Typical windows: account/billing records: 7 years; security/audit logs: 90–365 days; support tickets: up to 3 years. On verified deletion, we delete or de-identify unless retention is legally required.
9.Your Privacy Rights
- GDPR/UK GDPR: access, rectification, erasure, restriction, portability, objection, complaint to a supervisory authority. Where we process as processor, contact your organization’s admin; we’ll support requests as processor.
- CCPA/CPRA (California) & other US state laws (VA/CO/CT/UT et al.): right to know/access, delete, correct, and opt-out of “sale”/“sharing.” We do not sell or share personal information for cross-context ads. We honor recognized opt-out preference signals (e.g., GPC) where required.
9.1 Exercising Your Rights & Appeals
Email info@atlasipholdingsllc.com with your request, jurisdiction, and verification info (account email/org). If we deny a request (e.g., cannot verify identity or legal exception applies), you may submit an appeal by replying to our decision notice; we will respond within applicable statutory timelines.
Do Not Sell or Share My Personal Information: We do not sell or share for cross-context behavioral advertising. You can manage preferences at
/privacy/choices (if available) or by contacting us.
10.Cookies, Consent & Signals
We use essential cookies (authentication/session, CSRF), functional cookies (preferences), and limited analytics/telemetry. Where required, we present consent controls and honor your choices. See our Cookie Notice for details.
We honor applicable opt-out preference signals (e.g., Global Privacy Control) for relevant jurisdictions and do not respond to legacy “Do Not Track” headers.

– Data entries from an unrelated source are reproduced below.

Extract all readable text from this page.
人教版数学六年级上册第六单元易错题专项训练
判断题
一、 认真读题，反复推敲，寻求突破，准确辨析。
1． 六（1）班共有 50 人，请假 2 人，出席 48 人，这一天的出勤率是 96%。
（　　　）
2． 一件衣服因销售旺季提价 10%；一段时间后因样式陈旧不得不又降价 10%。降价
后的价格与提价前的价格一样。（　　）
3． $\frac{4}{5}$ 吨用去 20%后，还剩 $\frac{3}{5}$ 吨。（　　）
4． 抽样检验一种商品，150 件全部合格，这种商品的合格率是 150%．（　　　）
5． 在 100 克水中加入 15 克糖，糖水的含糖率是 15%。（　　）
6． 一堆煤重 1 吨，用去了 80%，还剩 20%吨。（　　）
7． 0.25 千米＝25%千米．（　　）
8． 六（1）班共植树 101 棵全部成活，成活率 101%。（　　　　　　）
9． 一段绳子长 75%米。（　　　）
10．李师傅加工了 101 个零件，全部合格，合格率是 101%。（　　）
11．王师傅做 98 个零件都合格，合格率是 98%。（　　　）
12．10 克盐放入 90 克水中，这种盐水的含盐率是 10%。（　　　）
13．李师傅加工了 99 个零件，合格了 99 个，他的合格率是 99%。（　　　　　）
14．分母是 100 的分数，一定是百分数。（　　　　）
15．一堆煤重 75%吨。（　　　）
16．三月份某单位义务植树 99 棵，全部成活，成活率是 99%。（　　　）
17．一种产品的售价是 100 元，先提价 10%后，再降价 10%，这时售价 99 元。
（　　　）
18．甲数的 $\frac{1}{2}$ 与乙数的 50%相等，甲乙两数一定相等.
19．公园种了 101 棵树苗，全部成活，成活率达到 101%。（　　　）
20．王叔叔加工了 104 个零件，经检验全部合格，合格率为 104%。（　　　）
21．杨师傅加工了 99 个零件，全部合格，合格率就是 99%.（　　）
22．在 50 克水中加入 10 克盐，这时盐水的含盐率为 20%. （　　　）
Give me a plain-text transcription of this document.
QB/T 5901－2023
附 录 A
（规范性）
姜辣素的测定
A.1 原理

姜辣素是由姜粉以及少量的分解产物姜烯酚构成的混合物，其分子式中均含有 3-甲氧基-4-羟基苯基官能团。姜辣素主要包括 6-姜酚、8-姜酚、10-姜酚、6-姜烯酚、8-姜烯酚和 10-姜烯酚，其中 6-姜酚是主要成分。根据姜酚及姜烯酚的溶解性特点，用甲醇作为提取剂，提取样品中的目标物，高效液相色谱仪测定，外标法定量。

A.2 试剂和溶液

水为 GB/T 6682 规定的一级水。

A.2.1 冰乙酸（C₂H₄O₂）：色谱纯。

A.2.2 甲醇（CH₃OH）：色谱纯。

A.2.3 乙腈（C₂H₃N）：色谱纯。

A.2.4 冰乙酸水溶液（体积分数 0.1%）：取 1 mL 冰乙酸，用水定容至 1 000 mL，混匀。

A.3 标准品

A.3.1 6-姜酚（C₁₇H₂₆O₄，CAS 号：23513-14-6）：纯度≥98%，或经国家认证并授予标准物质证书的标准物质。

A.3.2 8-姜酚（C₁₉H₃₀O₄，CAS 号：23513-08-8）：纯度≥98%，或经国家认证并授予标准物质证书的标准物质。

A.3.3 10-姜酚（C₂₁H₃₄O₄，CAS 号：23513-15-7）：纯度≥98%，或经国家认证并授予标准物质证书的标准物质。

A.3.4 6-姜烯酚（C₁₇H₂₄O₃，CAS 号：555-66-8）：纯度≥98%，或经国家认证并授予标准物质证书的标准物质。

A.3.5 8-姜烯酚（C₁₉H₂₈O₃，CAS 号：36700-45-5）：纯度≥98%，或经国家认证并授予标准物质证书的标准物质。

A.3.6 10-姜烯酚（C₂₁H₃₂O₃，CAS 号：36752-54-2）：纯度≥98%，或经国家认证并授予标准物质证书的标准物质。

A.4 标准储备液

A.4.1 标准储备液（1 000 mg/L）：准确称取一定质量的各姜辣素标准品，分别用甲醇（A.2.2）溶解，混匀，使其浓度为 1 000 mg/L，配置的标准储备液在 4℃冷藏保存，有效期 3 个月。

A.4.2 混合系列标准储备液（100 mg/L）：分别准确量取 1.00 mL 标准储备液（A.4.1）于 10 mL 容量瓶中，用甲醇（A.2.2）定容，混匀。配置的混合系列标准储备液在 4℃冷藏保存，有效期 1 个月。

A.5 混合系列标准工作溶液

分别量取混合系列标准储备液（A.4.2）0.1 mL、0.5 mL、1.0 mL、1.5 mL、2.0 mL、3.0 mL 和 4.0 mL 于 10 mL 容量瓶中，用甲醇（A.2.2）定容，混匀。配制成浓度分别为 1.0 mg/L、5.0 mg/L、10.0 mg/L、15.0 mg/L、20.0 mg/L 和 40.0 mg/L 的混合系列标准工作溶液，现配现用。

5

Marketing: Service emails are transactional; marketing emails are optional and include unsubscribe links.
11.Children’s Privacy
BRidge is for business use only and not directed to children under 16 (or under 13 under COPPA). We do not knowingly collect such data. If you believe we have, contact us for deletion.
12.Changes & Versioning
We may update this Policy. Material changes will be posted here and effective upon posting or as otherwise stated. Continued use of BRidge indicates acceptance.
Version: 1.1 • Last Updated: October 6, 2025 • Change log
Change log
- v1.1 – Added automated processing clarifications, incident notice language, GPC recognition, and sensitive data statement.
- v1.0 – Initial publication.
Atlas IP Holdings LLC — Privacy
info@atlasipholdingsllc.com
EU/UK Representative (if applicable): details provided in DPA or upon request.
Data Protection Officer (if appointed): contact via the privacy email above.